Ninety nine red balloons burst in the air. Polaroids are taken, curfews rejected and the Veronicas have taken over the prom, armed with little more than Harmony hairspray and sarcasm .
If you recognise these references, chances are you’re in your forties and fifties. Married pop duo Summer Camp and their 2011 album Welcome to Condale took as it’s template retro influences like The B52s, early Bangles, mid-period Talking Heads, and The Go Gos. And it predated bands like Haim and Self Esteem, who mine similar post-punk and new wave music.

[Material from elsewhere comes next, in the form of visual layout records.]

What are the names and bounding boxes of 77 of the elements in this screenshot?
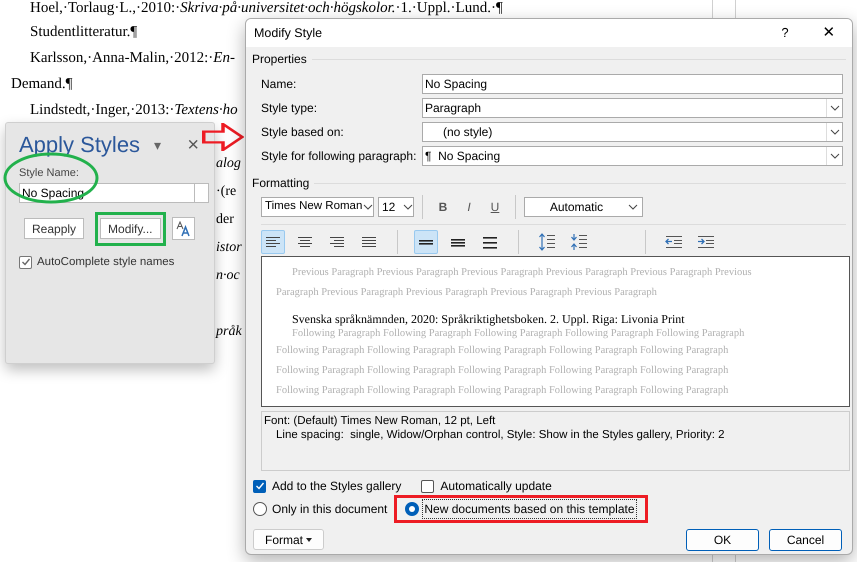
chevron-icon bbox=[363, 204, 373, 210]
italic-button[interactable]: I bbox=[457, 198, 481, 216]
align-button[interactable] bbox=[261, 230, 285, 254]
chevron-icon bbox=[830, 105, 840, 111]
preview-text: Previous Paragraph Previous Paragraph Previous Paragraph Previous Paragraph Previous Paragraph Previous bbox=[291, 266, 752, 280]
paragraph-spacing-icon bbox=[570, 233, 588, 251]
arrow-drawing bbox=[202, 123, 244, 151]
align-center-icon bbox=[297, 236, 313, 248]
radio-label: Only in this document bbox=[271, 501, 388, 518]
document-text: ·(re bbox=[216, 184, 236, 199]
modify-button[interactable]: Modify... bbox=[100, 218, 160, 239]
align-justify-icon bbox=[361, 236, 377, 248]
dropdown[interactable]: (no style) bbox=[422, 122, 843, 142]
chevron-icon bbox=[628, 204, 638, 210]
bold-button[interactable]: B bbox=[431, 198, 455, 216]
font-dropdown[interactable]: Times New Roman bbox=[261, 197, 374, 217]
checkbox-label: Add to the Styles gallery bbox=[272, 478, 402, 495]
line-spacing-button[interactable] bbox=[414, 230, 438, 254]
chevron-icon bbox=[830, 129, 840, 135]
checkbox[interactable] bbox=[19, 256, 32, 269]
section-heading: Properties bbox=[252, 51, 307, 68]
checkbox[interactable] bbox=[253, 480, 266, 492]
format-button[interactable]: Format bbox=[253, 529, 324, 550]
chevron-icon bbox=[403, 204, 413, 210]
align-right-icon bbox=[329, 236, 345, 248]
chevron-icon bbox=[830, 153, 840, 159]
style-description: Font: (Default) Times New Roman, 12 pt, Left Line spacing: single, Widow/Orphan control, Style: Show in the Styles gallery, Priority: 2 bbox=[261, 411, 850, 471]
preview-text: Paragraph Previous Paragraph Previous Paragraph Previous Paragraph Previous Paragraph bbox=[276, 286, 657, 300]
preview-text: Following Paragraph Following Paragraph Following Paragraph Following Paragraph Following Paragraph bbox=[276, 344, 728, 358]
field-label: Name: bbox=[260, 76, 298, 93]
section-heading: Formatting bbox=[252, 175, 310, 192]
ok-button[interactable]: OK bbox=[686, 528, 759, 550]
document-text: Karlsson,·Anna-Malin,·2012:·En- bbox=[30, 50, 235, 66]
increase-indent-icon bbox=[697, 235, 715, 249]
styles-icon bbox=[175, 220, 191, 236]
underline-button[interactable]: U bbox=[483, 198, 507, 216]
checkbox[interactable] bbox=[421, 480, 434, 492]
pane-menu-button[interactable]: ▾ bbox=[154, 138, 162, 152]
font-size-dropdown[interactable]: 12 bbox=[378, 197, 414, 217]
close-button[interactable]: × bbox=[187, 135, 199, 155]
radio-button[interactable] bbox=[253, 502, 267, 516]
font-color-dropdown[interactable]: Automatic bbox=[524, 197, 643, 217]
field-label: Style type: bbox=[260, 100, 318, 117]
field-label: Style Name: bbox=[19, 166, 79, 181]
close-button[interactable]: ✕ bbox=[814, 22, 844, 44]
decrease-indent-icon bbox=[665, 235, 683, 249]
field-label: Style for following paragraph: bbox=[260, 148, 418, 165]
preview-sample: Svenska språknämnden, 2020: Språkriktighetsboken. 2. Uppl. Riga: Livonia Print bbox=[291, 311, 685, 327]
cancel-button[interactable]: Cancel bbox=[769, 528, 842, 550]
caret-icon bbox=[306, 538, 312, 542]
document-text: Hoel,·Torlaug·L.,·2010:·Skriva·på·universitet·och·högskolor.·1.·Uppl.·Lund.·¶ bbox=[30, 0, 503, 16]
dropdown[interactable]: Paragraph bbox=[422, 98, 843, 118]
document-text: der bbox=[216, 212, 234, 227]
dialog-title: Modify Style bbox=[254, 24, 322, 42]
paragraph-spacing-icon bbox=[538, 233, 556, 251]
document-text: alog bbox=[216, 156, 241, 171]
field-label: Style based on: bbox=[260, 124, 345, 141]
reapply-button[interactable]: Reapply bbox=[24, 218, 84, 239]
preview-text: Following Paragraph Following Paragraph Following Paragraph Following Paragraph Following Paragraph bbox=[291, 327, 744, 341]
preview-text: Following Paragraph Following Paragraph Following Paragraph Following Paragraph Following Paragraph bbox=[276, 384, 728, 398]
document-text: n·oc bbox=[216, 268, 240, 283]
radio-label: New documents based on this template bbox=[422, 499, 637, 519]
line-spacing-icon bbox=[482, 236, 498, 248]
text-field[interactable]: No Spacing bbox=[422, 74, 843, 94]
document-text: Studentlitteratur.¶ bbox=[30, 24, 138, 40]
preview-text: Following Paragraph Following Paragraph Following Paragraph Following Paragraph Following Paragraph bbox=[276, 364, 728, 378]
dropdown[interactable]: ¶ No Spacing bbox=[422, 146, 843, 166]
align-left-icon bbox=[265, 236, 281, 248]
document-text: Demand.¶ bbox=[11, 76, 72, 92]
document-text: pråk bbox=[216, 324, 242, 339]
document-text: Lindstedt,·Inger,·2013:·Textens·ho bbox=[30, 102, 238, 118]
checkbox-label: Automatically update bbox=[440, 478, 552, 495]
document-text: istor bbox=[216, 240, 242, 255]
help-button[interactable]: ? bbox=[770, 23, 800, 43]
checkbox-label: AutoComplete style names bbox=[37, 254, 174, 270]
radio-button[interactable] bbox=[405, 502, 420, 516]
styles-pane-button[interactable] bbox=[172, 217, 194, 240]
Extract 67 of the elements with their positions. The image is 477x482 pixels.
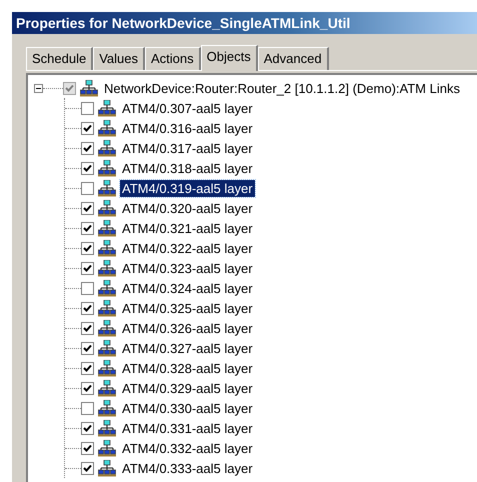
checkbox[interactable] [81,302,94,314]
checkbox[interactable] [81,122,94,134]
window-title: Properties for NetworkDevice_SingleATMLink_Util [12,12,477,34]
tab[interactable]: Values [93,47,146,70]
tree-item[interactable]: ATM4/0.333-aal5 layer [120,460,255,476]
network-icon [98,200,116,216]
network-icon [98,360,116,376]
tree-item[interactable]: ATM4/0.326-aal5 layer [120,320,255,336]
tree-item[interactable]: ATM4/0.307-aal5 layer [120,100,255,116]
network-icon [98,400,116,416]
tree-item[interactable]: ATM4/0.317-aal5 layer [120,140,255,156]
network-icon [98,240,116,256]
checkbox[interactable] [81,182,94,194]
network-icon [98,180,116,196]
checkbox[interactable] [81,282,94,294]
tree-item[interactable]: ATM4/0.329-aal5 layer [120,380,255,396]
checkbox[interactable] [81,242,94,254]
checkbox[interactable] [81,102,94,114]
tree-item[interactable]: ATM4/0.318-aal5 layer [120,160,255,176]
network-icon [98,260,116,276]
tree-item[interactable]: ATM4/0.325-aal5 layer [120,300,255,316]
network-icon [98,300,116,316]
checkbox[interactable] [81,262,94,274]
tab[interactable]: Objects [200,45,258,71]
tree-item[interactable]: ATM4/0.321-aal5 layer [120,220,255,236]
checkbox[interactable] [81,442,94,454]
collapse-icon[interactable] [34,84,43,92]
tree-item[interactable]: ATM4/0.330-aal5 layer [120,400,255,416]
network-icon [98,140,116,156]
tree-item[interactable]: ATM4/0.322-aal5 layer [120,240,255,256]
checkbox[interactable] [63,82,76,94]
tab[interactable]: Advanced [258,47,329,70]
checkbox[interactable] [81,222,94,234]
network-icon [98,320,116,336]
network-icon [98,340,116,356]
network-icon [98,100,116,116]
tab[interactable]: Actions [145,47,201,70]
checkbox[interactable] [81,342,94,354]
network-icon [98,460,116,476]
network-icon [98,380,116,396]
checkbox[interactable] [81,142,94,154]
tree-item[interactable]: ATM4/0.323-aal5 layer [120,260,255,276]
tree-item[interactable]: ATM4/0.328-aal5 layer [120,360,255,376]
checkbox[interactable] [81,202,94,214]
checkbox[interactable] [81,462,94,474]
network-icon [98,220,116,236]
tree-item[interactable]: ATM4/0.320-aal5 layer [120,200,255,216]
checkbox[interactable] [81,382,94,394]
checkbox[interactable] [81,162,94,174]
checkbox[interactable] [81,362,94,374]
network-icon [98,280,116,296]
network-icon [98,440,116,456]
checkbox[interactable] [81,322,94,334]
checkbox[interactable] [81,402,94,414]
tree-item[interactable]: ATM4/0.327-aal5 layer [120,340,255,356]
checkbox[interactable] [81,422,94,434]
tree-item[interactable]: ATM4/0.332-aal5 layer [120,440,255,456]
tree-item[interactable]: ATM4/0.316-aal5 layer [120,120,255,136]
network-icon [80,80,98,96]
network-icon [98,120,116,136]
tab[interactable]: Schedule [26,47,94,70]
tree-item[interactable]: NetworkDevice:Router:Router_2 [10.1.1.2] (Demo):ATM Links [102,80,462,96]
network-icon [98,160,116,176]
tree-item[interactable]: ATM4/0.319-aal5 layer [120,180,255,196]
network-icon [98,420,116,436]
tree-item[interactable]: ATM4/0.324-aal5 layer [120,280,255,296]
tree-item[interactable]: ATM4/0.331-aal5 layer [120,420,255,436]
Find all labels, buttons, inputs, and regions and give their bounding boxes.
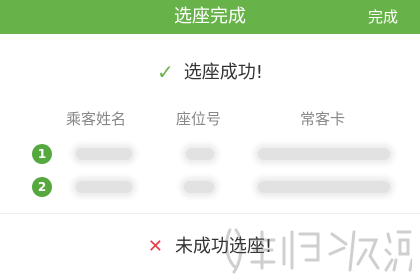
redacted-passenger-name <box>76 148 132 160</box>
done-button[interactable]: 完成 <box>368 0 398 34</box>
passenger-row: 1 <box>0 142 420 168</box>
page-title: 选座完成 <box>174 6 246 27</box>
redacted-frequent-flyer-card <box>258 181 390 193</box>
success-message: ✓ 选座成功! <box>0 58 420 88</box>
cross-icon: ✕ <box>147 236 163 257</box>
row-index-badge: 2 <box>32 177 52 197</box>
watermark-logo <box>225 228 412 274</box>
redacted-frequent-flyer-card <box>258 148 390 160</box>
app-header: 选座完成 完成 <box>0 0 420 34</box>
check-icon: ✓ <box>157 60 174 84</box>
column-header-frequent-flyer: 常客卡 <box>300 110 346 128</box>
passenger-row: 2 <box>0 175 420 201</box>
success-text: 选座成功! <box>183 62 263 83</box>
redacted-seat-number <box>186 148 214 160</box>
redacted-passenger-name <box>76 181 132 193</box>
row-index-badge: 1 <box>32 144 52 164</box>
redacted-seat-number <box>184 181 214 193</box>
section-divider <box>0 213 420 214</box>
column-header-seat-number: 座位号 <box>176 110 222 128</box>
column-header-passenger-name: 乘客姓名 <box>66 110 127 128</box>
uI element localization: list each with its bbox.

The music press were less impressed- Pitchfork were pretty sniffy, and even 6Music only played Ghost Train, which enjoyed only a brief stint on the playlist, turning instead to spikier artists like Metronomy, whose music world was arguably more ambitious and British sounding.
Elizabeth Sankey and Jeremy Warmsley nonetheless created pop with an arched eyebrow – surely it’s no coincidence that Pulp’s Steve Mackey produced it- which had both the bittersweet tang of nostalgia and the knowing nod towards what Douglas Coupland had predicted in Generation X- the piecing together of different eras to create a cohesive whole, both in terms of style and taste.
The aching call and response of Last American Virgin and soulful Losing My Mind invokes the same poignancy as Sofia Coppola’s Lost In Translation and Virgin Suicides, and yet it never feels thrift store threadbare: there’s a real love for the 70s and 80s that doesn’t seem parodic. It stands alongside M83’s glorious Kim and Jessie – pop that hurts, as it’s like a testimonial to perfect youth,frozen in time, while we, the listeners, all age and die.
Their pop culture exploratory films and
zines are worth dipping into as well – everything they create has a perfect attention to detail.